In honour of National Engineering Month and International Women’s Day, two prominent Schulich Engineers share why they became engineers.
“Engineering is a career that can take you anywhere you want to go” Monique Sullivan,
I started cycling as a sport when I was 12, and my first memories of engineering were at the track. The paralympic team was modifying a bicycle for a teenage boy who couldn’t use all of his limbs. There was such a sense of freedom when he got on his bike for the first time. He could go anywhere! In that moment, I knew I wanted to be an engineer too.
When it came time for university I was torn.

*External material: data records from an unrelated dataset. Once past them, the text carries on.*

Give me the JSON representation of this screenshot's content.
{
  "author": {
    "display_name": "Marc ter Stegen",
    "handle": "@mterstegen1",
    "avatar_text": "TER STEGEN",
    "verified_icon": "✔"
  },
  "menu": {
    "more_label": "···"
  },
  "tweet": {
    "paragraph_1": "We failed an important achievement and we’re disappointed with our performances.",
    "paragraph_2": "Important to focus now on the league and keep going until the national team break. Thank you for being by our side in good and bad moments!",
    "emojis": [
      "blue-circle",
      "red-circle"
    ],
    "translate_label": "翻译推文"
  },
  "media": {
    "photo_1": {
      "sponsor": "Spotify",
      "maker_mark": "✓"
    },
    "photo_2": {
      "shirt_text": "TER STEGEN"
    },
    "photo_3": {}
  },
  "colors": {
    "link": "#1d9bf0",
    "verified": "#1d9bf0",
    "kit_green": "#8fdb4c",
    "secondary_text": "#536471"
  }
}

Should I go to school and study engineering, or should I keep riding and try to qualify for the Olympics? Luckily for me, the University of Calgary’s Schulich School of Engineering made it possible to do both.
It wasn’t easy, but my professors and my friends all helped me to juggle training schedules and international competitions with lab assignments and mid-terms. With Schulich’s support, I competed in both the London and Rio Olympic Games AND earned my engineering degree.

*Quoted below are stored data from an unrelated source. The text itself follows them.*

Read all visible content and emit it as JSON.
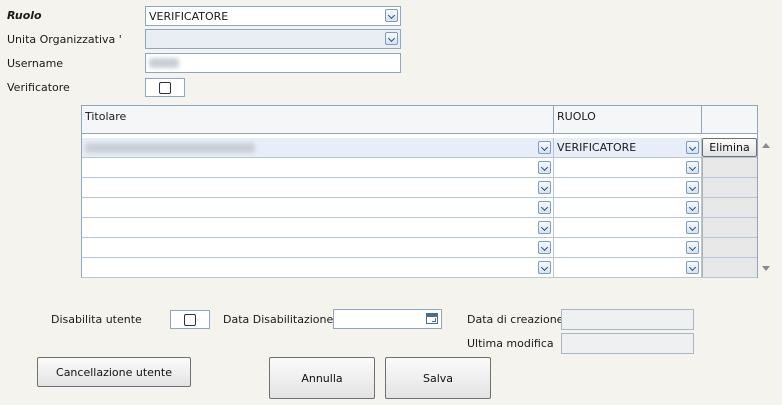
{
  "form": {
    "ruolo_label": "Ruolo",
    "ruolo_value": "VERIFICATORE",
    "unita_label": "Unita Organizzativa '",
    "unita_value": "",
    "username_label": "Username",
    "verificatore_label": "Verificatore"
  },
  "grid": {
    "headers": [
      "Titolare",
      "RUOLO"
    ],
    "rows": [
      {
        "titolare": "",
        "ruolo": "VERIFICATORE",
        "action": "Elimina"
      },
      {
        "titolare": "",
        "ruolo": "",
        "action": ""
      },
      {
        "titolare": "",
        "ruolo": "",
        "action": ""
      },
      {
        "titolare": "",
        "ruolo": "",
        "action": ""
      },
      {
        "titolare": "",
        "ruolo": "",
        "action": ""
      },
      {
        "titolare": "",
        "ruolo": "",
        "action": ""
      },
      {
        "titolare": "",
        "ruolo": "",
        "action": ""
      }
    ]
  },
  "bottom": {
    "disabilita_label": "Disabilita utente",
    "data_disab_label": "Data Disabilitazione",
    "data_creazione_label": "Data di creazione",
    "ultima_modifica_label": "Ultima modifica"
  },
  "buttons": {
    "cancellazione": "Cancellazione utente",
    "annulla": "Annulla",
    "salva": "Salva"
  },
  "icons": [
    "chevron-down-icon",
    "calendar-icon",
    "scroll-up-icon",
    "scroll-down-icon"
  ]
}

Engineering is in everything we touch or everything we do. Love music? Why not design better instruments or engineer new sounds? Dream of starting your own business? You can invent something you know the world needs.
Engineering is a career that can take you anywhere you want to go.

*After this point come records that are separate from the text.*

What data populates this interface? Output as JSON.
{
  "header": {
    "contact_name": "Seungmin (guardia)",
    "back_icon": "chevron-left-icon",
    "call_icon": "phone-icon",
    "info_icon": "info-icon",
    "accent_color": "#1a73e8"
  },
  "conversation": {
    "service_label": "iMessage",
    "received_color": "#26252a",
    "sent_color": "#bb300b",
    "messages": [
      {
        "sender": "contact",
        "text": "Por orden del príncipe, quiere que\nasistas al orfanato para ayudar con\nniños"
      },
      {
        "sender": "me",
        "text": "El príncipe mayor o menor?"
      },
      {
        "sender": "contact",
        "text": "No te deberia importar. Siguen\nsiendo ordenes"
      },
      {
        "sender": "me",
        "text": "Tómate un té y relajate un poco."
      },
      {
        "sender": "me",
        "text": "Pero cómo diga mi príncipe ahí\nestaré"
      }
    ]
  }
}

“I am making the world a better place” Qiao Sun,
As a little girl growing up in China, I dreamed of designing toys. There was something about figuring out how they worked or finding ways to make them better that appealed to me.
At 16, I was accepted into university to study marine diesel engines. My parents are doctors and none of us knew what I would be doing. Someone pointed to a big truck with exhaust pipes and said that’s what I’d study. I wasn’t sure what was ahead, but I was eager to try.
Since then I’ve completed a Masters in robotics, moved to Canada to study space robotics and even worked on the Canadarm. I always felt, if I don’t like the way something works then I can find a solution to change it. To me, the ability to make a difference is what makes engineering so engaging.
Right now at the University of Calgary’s Schulich School of Engineering, I’m researching ways to predict when equipment will fail before it happens. I’m like a doctor for machines. Being able to help detect an oil leak before a spill, or stop a train from breaking down during rush-hour commute, is how I am making the world a better place.
Do you want to make lives better or protect the environment? You should become an engineer. We need people like you to help us change the world.